Le géant de la surveillance et de l’analyse de données Palantir a suscité un débat important après la publication d’un résumé en 22 points du livre du PDG Alex Karp, “The Technological Republic.” Plutôt qu’une mise à jour standard de l’entreprise, le message sert de “mini-manifeste” philosophique qui critique ouvertement les valeurs sociales contemporaines et positionne l’entreprise comme un ardent défenseur de la supériorité technologique et militaire occidentale.
Un passage du logiciel à l’idéologie
La publication de ces 22 points marque un moment rare où une grande entreprise technologique lie explicitement son modèle économique à une vision du monde politique et culturelle spécifique. Le résumé, co-écrit par Karp et le directeur des affaires générales Nicholas Zamiska, affirme que la Silicon Valley a une « dette morale » envers les nations qui ont permis son succès.
Les principaux arguments de Palantir suggèrent que :
– La sécurité économique et physique est la seule véritable mesure de la santé d’une civilisation.
– La domination technologique est une nécessité, notamment dans le domaine de l’intelligence artificielle.
– Les tendances culturelles actuelles, notamment le « pluralisme creux » et l’inclusivité, sont considérées comme potentiellement « régressives » ou « décadentes ».
Cette évolution est importante car elle va au-delà de la vente de logiciels ; il tente de fournir un cadre moral expliquant pourquoi ce logiciel – souvent utilisé par les agences de renseignement et de défense – doit être développé et déployé.
La géopolitique de l’IA et de la dissuasion
Un thème central du manifeste est le besoin urgent d’une domination occidentale en matière de technologie militaire. Palantir considère le paysage mondial actuel non pas comme un moment de délibération éthique, mais comme une course à la survie.
La course aux armements de l’IA
L’entreprise affirme que « l’ère atomique » est en train de passer à une nouvelle ère de dissuasion basée sur l’IA. Palantir affirme que même si les nations occidentales pourraient s’engager dans des « débats théâtraux » concernant l’éthique des armes IA, les adversaires mondiaux ne s’arrêteront pas pour de tels débats. La position de l’entreprise est claire : la question n’est pas si des armes IA seront construites, mais qui les contrôlera.
Réévaluations historiques
Le manifeste adopte également des positions controversées sur la géopolitique historique, critiquant spécifiquement le traitement réservé à l’Allemagne et au Japon après la Seconde Guerre mondiale. Palantir suggère que la « défragmentation » de ces nations était une erreur stratégique qui a affaibli l’Europe et potentiellement déstabilisé l’équilibre des pouvoirs en Asie.
Controverse et critique
Le message a suscité de vives critiques de la part de personnalités politiques et d’experts du secteur, soulignant la tension entre la mission de Palantir et le contrôle démocratique.
- Contrôle politique : Les démocrates du Congrès américain ont récemment remis en question la manière dont les outils de Palantir sont utilisés par des agences comme l’Immigration and Customs Enforcement (ICE), en particulier en ce qui concerne les stratégies d’expulsion agressives.
- Préoccupations démocratiques : Eliot Higgins, PDG du groupe d’enquête Bellingcat, a noté que la rhétorique de Palantir pourrait saper les piliers mêmes de la démocratie : la vérification, la délibération et la responsabilité.
- Intérêts commerciaux : Les critiques soutiennent qu’il ne s’agit pas simplement d’une philosophie abstraite.

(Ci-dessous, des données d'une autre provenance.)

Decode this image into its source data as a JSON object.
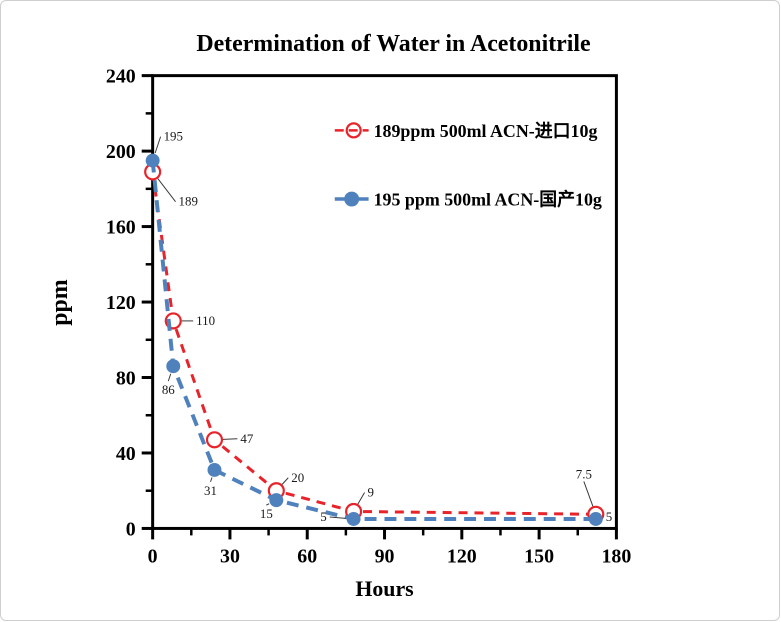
{
  "window": {
    "background": "#ffffff",
    "border_color": "#cfcfcf"
  },
  "chart_data": {
    "type": "line",
    "title": "Determination of Water in Acetonitrile",
    "xlabel": "Hours",
    "ylabel": "ppm",
    "xlim": [
      0,
      180
    ],
    "ylim": [
      0,
      240
    ],
    "x_major_ticks": [
      0,
      30,
      60,
      90,
      120,
      150,
      180
    ],
    "x_minor_step": 15,
    "y_major_ticks": [
      0,
      40,
      80,
      120,
      160,
      200,
      240
    ],
    "y_minor_step": 20,
    "grid": false,
    "axis_color": "#000000",
    "legend_position": "inside-top-right",
    "series": [
      {
        "name": "189ppm  500ml ACN-进口10g",
        "color": "#e8232a",
        "line_style": "dashed",
        "marker": "open-circle",
        "points": [
          {
            "x": 0,
            "y": 189,
            "label": "189",
            "label_dx": 26,
            "label_dy": 34,
            "label_anchor": "start"
          },
          {
            "x": 8,
            "y": 110,
            "label": "110",
            "label_dx": 23,
            "label_dy": 4,
            "label_anchor": "start"
          },
          {
            "x": 24,
            "y": 47,
            "label": "47",
            "label_dx": 26,
            "label_dy": 3,
            "label_anchor": "start"
          },
          {
            "x": 48,
            "y": 20,
            "label": "20",
            "label_dx": 15,
            "label_dy": -9,
            "label_anchor": "start"
          },
          {
            "x": 78,
            "y": 9,
            "label": "9",
            "label_dx": 14,
            "label_dy": -15,
            "label_anchor": "start"
          },
          {
            "x": 172,
            "y": 7.5,
            "label": "7.5",
            "label_dx": -12,
            "label_dy": -36,
            "label_anchor": "middle"
          }
        ]
      },
      {
        "name": "195 ppm 500ml ACN-国产10g",
        "color": "#4f81bd",
        "line_style": "dashed",
        "marker": "filled-circle",
        "points": [
          {
            "x": 0,
            "y": 195,
            "label": "195",
            "label_dx": 11,
            "label_dy": -20,
            "label_anchor": "start"
          },
          {
            "x": 8,
            "y": 86,
            "label": "86",
            "label_dx": -5,
            "label_dy": 28,
            "label_anchor": "middle"
          },
          {
            "x": 24,
            "y": 31,
            "label": "31",
            "label_dx": -4,
            "label_dy": 25,
            "label_anchor": "middle"
          },
          {
            "x": 48,
            "y": 15,
            "label": "15",
            "label_dx": -10,
            "label_dy": 18,
            "label_anchor": "middle"
          },
          {
            "x": 78,
            "y": 5,
            "label": "5",
            "label_dx": -27,
            "label_dy": 2,
            "label_anchor": "end"
          },
          {
            "x": 172,
            "y": 5,
            "label": "5",
            "label_dx": 10,
            "label_dy": 2,
            "label_anchor": "start"
          }
        ]
      }
    ]
  }
}
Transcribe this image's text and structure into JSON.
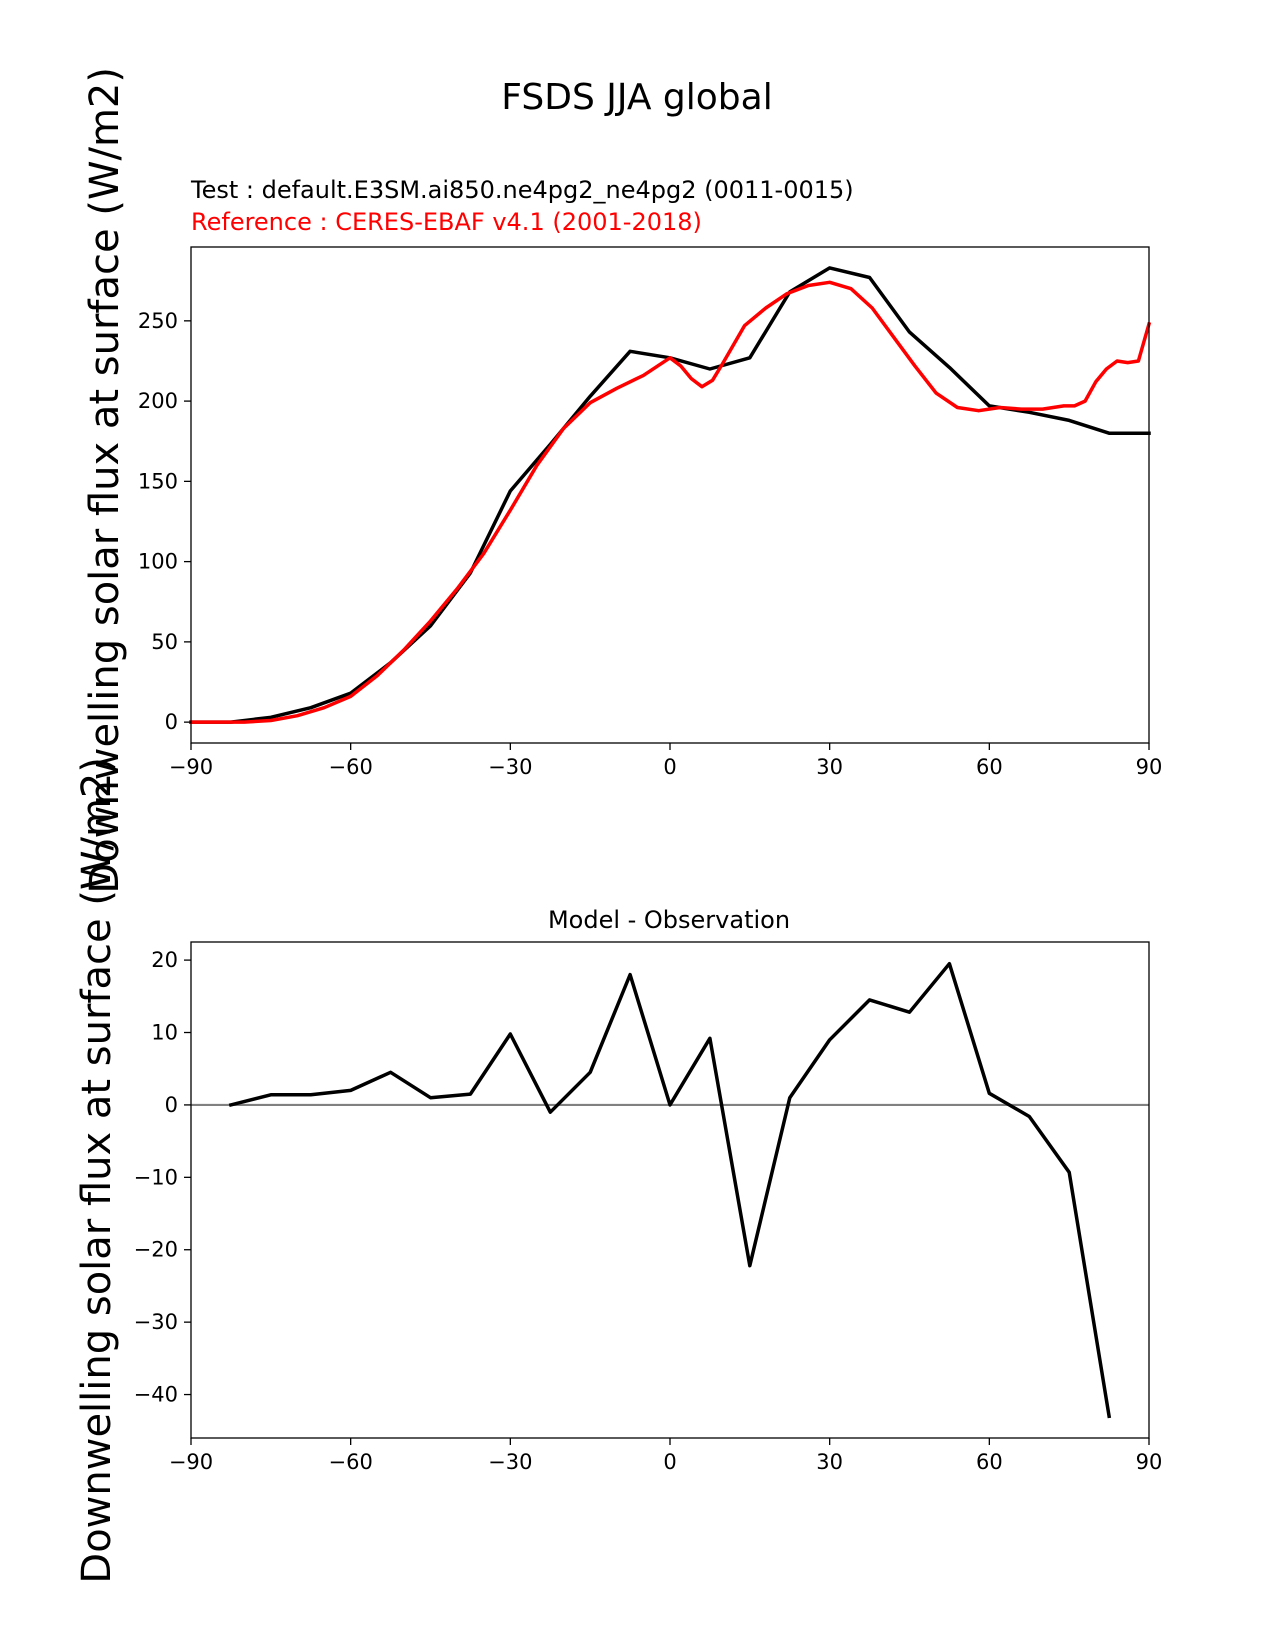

Parce que les revenus de Palantir proviennent de contrats de défense, de renseignement et de police, sa « philosophie » sert de justification directe à l’expansion de son marché.
“Ces 22 points ne sont pas une philosophie flottant dans l’espace ; ils sont l’idéologie publique d’une entreprise dont les revenus dépendent de la politique qu’elle prône.” — Eliot Higgins, PDG de Bellingcat
Conclusion
En publiant ce manifeste, Palantir a signalé qu’il ne se considérait plus comme un prestataire de services neutre, mais comme un acteur idéologique dans la défense des intérêts occidentaux. Cette décision soulève des questions cruciales sur le rôle des entreprises technologiques privées dans l’élaboration de la politique de sécurité nationale et sur l’impact potentiel de l’idéologie des entreprises sur la gouvernance démocratique.